TESS finds its First Earth-sized Planet

TESS finds its First Earth-sized Planet

TESS finds its First Earth-sized Planet
Image Credits: Phys.org

The Transiting Exoplanet Survey Satellite (TESS) was launched just a year ago but it has already found its first Earth-sized exoplanet.

Launched on 18 April 2018, TESS is expected to discover around hundreds of Earth-like planets during its two-year mission. Having said that, this duration could be extended if the satellite is able to successfully operate beyond its original mission. Scientists believe that this planet hunter will prove to be a game-changer in the planet-hunting business because of its immense potential.


The primary purpose of the Transiting Exoplanet Survey Satellite of NASA is to explore planets around the closest and brightest stars. It is located in a special orbit higher up, so it doesn’t suffer from atmospheric interference. Astrophysicists involved with the TESS mission expect the planet hunter to find more than a thousand planets smaller than Neptune and dozens of Earth-sized planets. The solar-powered spacecraft carries four 100-millimeter-wide cameras that provide wide fields of view. The cameras stare at a particular region of the sky for between 27 and 351 days each, before moving on to another area. However, TESS doesn’t work exactly as Kepler Space Telescope (NASA’s recently deceased space telescope) did.

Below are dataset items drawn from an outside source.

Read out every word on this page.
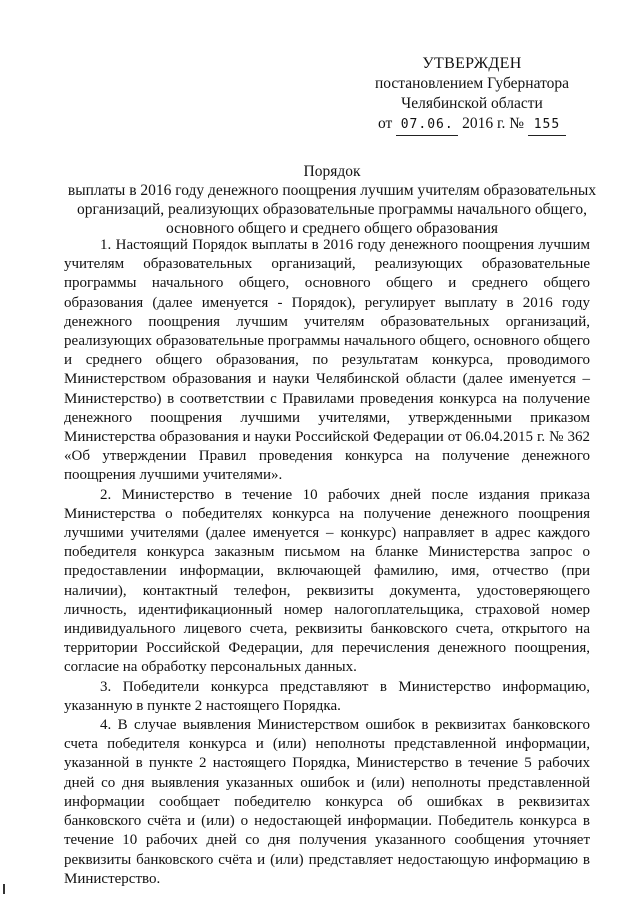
УТВЕРЖДЕН
постановлением Губернатора
Челябинской области
от 07.06. 2016 г. № 155
Порядок
выплаты в 2016 году денежного поощрения лучшим учителям образовательных организаций, реализующих образовательные программы начального общего, основного общего и среднего общего образования

1. Настоящий Порядок выплаты в 2016 году денежного поощрения лучшим учителям образовательных организаций, реализующих образовательные программы начального общего, основного общего и среднего общего образования (далее именуется - Порядок), регулирует выплату в 2016 году денежного поощрения лучшим учителям образовательных организаций, реализующих образовательные программы начального общего, основного общего и среднего общего образования, по результатам конкурса, проводимого Министерством образования и науки Челябинской области (далее именуется – Министерство) в соответствии с Правилами проведения конкурса на получение денежного поощрения лучшими учителями, утвержденными приказом Министерства образования и науки Российской Федерации от 06.04.2015 г. № 362 «Об утверждении Правил проведения конкурса на получение денежного поощрения лучшими учителями».

2. Министерство в течение 10 рабочих дней после издания приказа Министерства о победителях конкурса на получение денежного поощрения лучшими учителями (далее именуется – конкурс) направляет в адрес каждого победителя конкурса заказным письмом на бланке Министерства запрос о предоставлении информации, включающей фамилию, имя, отчество (при наличии), контактный телефон, реквизиты документа, удостоверяющего личность, идентификационный номер налогоплательщика, страховой номер индивидуального лицевого счета, реквизиты банковского счета, открытого на территории Российской Федерации, для перечисления денежного поощрения, согласие на обработку персональных данных.

3. Победители конкурса представляют в Министерство информацию, указанную в пункте 2 настоящего Порядка.

4. В случае выявления Министерством ошибок в реквизитах банковского счета победителя конкурса и (или) неполноты представленной информации, указанной в пункте 2 настоящего Порядка, Министерство в течение 5 рабочих дней со дня выявления указанных ошибок и (или) неполноты представленной информации сообщает победителю конкурса об ошибках в реквизитах банковского счёта и (или) о недостающей информации. Победитель конкурса в течение 10 рабочих дней со дня получения указанного сообщения уточняет реквизиты банковского счёта и (или) представляет недостающую информацию в Министерство.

TESS will focus on stars which are 30 to 100 times brighter than the ones observed by Kepler. The core functionality remains the same. TESS will observe stars and will look for dips in light intensity as a planet passes in front of the star. The amount of light reaching TESS decreases as it’s blocked by an orbiting planet. Although the basic goal of the satellite is to find exoplanets (of all kinds), its main priority is to find planets that are almost the same size as Earth. It is a much difficult task as larger planets are easier to spot than smaller ones. The teams behind TESS made sure that the satellite was right up to the task. Johanna Teske, the Second Author of the paper from the Carnegie Science Institute, talked about the spacecraft in the following words:

“It’s so exciting that TESS, which launched just about a year ago, is already a game-changer in the planet-hunting business. The spacecraft surveys the sky and we collaborate with the TESS follow-up community to flag potentially interesting targets for additional observations using ground-based telescopes and instruments.”

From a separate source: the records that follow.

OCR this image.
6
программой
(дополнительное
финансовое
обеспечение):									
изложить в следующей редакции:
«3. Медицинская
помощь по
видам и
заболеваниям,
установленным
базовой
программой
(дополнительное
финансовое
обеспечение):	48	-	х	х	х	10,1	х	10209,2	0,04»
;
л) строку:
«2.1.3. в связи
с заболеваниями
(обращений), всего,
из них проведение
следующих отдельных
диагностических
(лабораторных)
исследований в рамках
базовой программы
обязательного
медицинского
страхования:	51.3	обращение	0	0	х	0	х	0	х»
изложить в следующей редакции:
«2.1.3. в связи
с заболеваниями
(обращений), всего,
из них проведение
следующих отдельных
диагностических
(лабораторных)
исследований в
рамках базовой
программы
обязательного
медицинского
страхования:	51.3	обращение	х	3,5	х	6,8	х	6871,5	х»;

Planet Finder Spectrograph (PFS)

The Carnegie Institute for Science is an important figure in this discovery because they’re part of the consortium that operates the Las Campanas Observatory in Chile, where the Magellan Telescopes are located. The Magellan II Telescope has a unique instrument attached to it called the Planet Finder Spectrograph (PFS), which was developed and pioneered by the scientists involved in this study. The PFS helped the researchers to confirm the first two planets discovered by the satellite.

Discovery of The Earth-sized Planet

The observations of this particular star system have already revealed the existence of HD 21749b, which is about 23 times heftier than the Earth. Similarly, it is 2.7 times wider than our world. These numbers indicate that HD 21749b is most probably gaseous rather than being rocky. It has the highest orbital time (36 Earth days) among all the TESS planets discovered to date but the surface temperature of about 150o F makes it pretty much uninhabitable.

On the other hand, researchers discovered a new Earth-sized planet which has an orbital period of 8 days. It is significantly smaller than its sibling and is about the size of Earth. Sharon Wang, a Co-author of the study, mentioned that measuring the exact mass and composition of such a small planet will be a challenging task but is extremely vital for comparing HD 21749c to Earth. Meanwhile, Carnegie’s PFS team is continuing to collect data on this object with this goal in mind. Diana Dragomir, the Lead Author of the research from the Kavli Institute for Astrophysics and Space Research at MIT, referred to the significance of this discovery by saying,

“For stars that are very close by and very bright, we expected to find up to a couple dozen Earth-sized planets. And here we are—this would be our first one, and it’s a milestone for TESS. It sets the path for finding smaller planets around even smaller stars, and those planets may potentially be habitable.”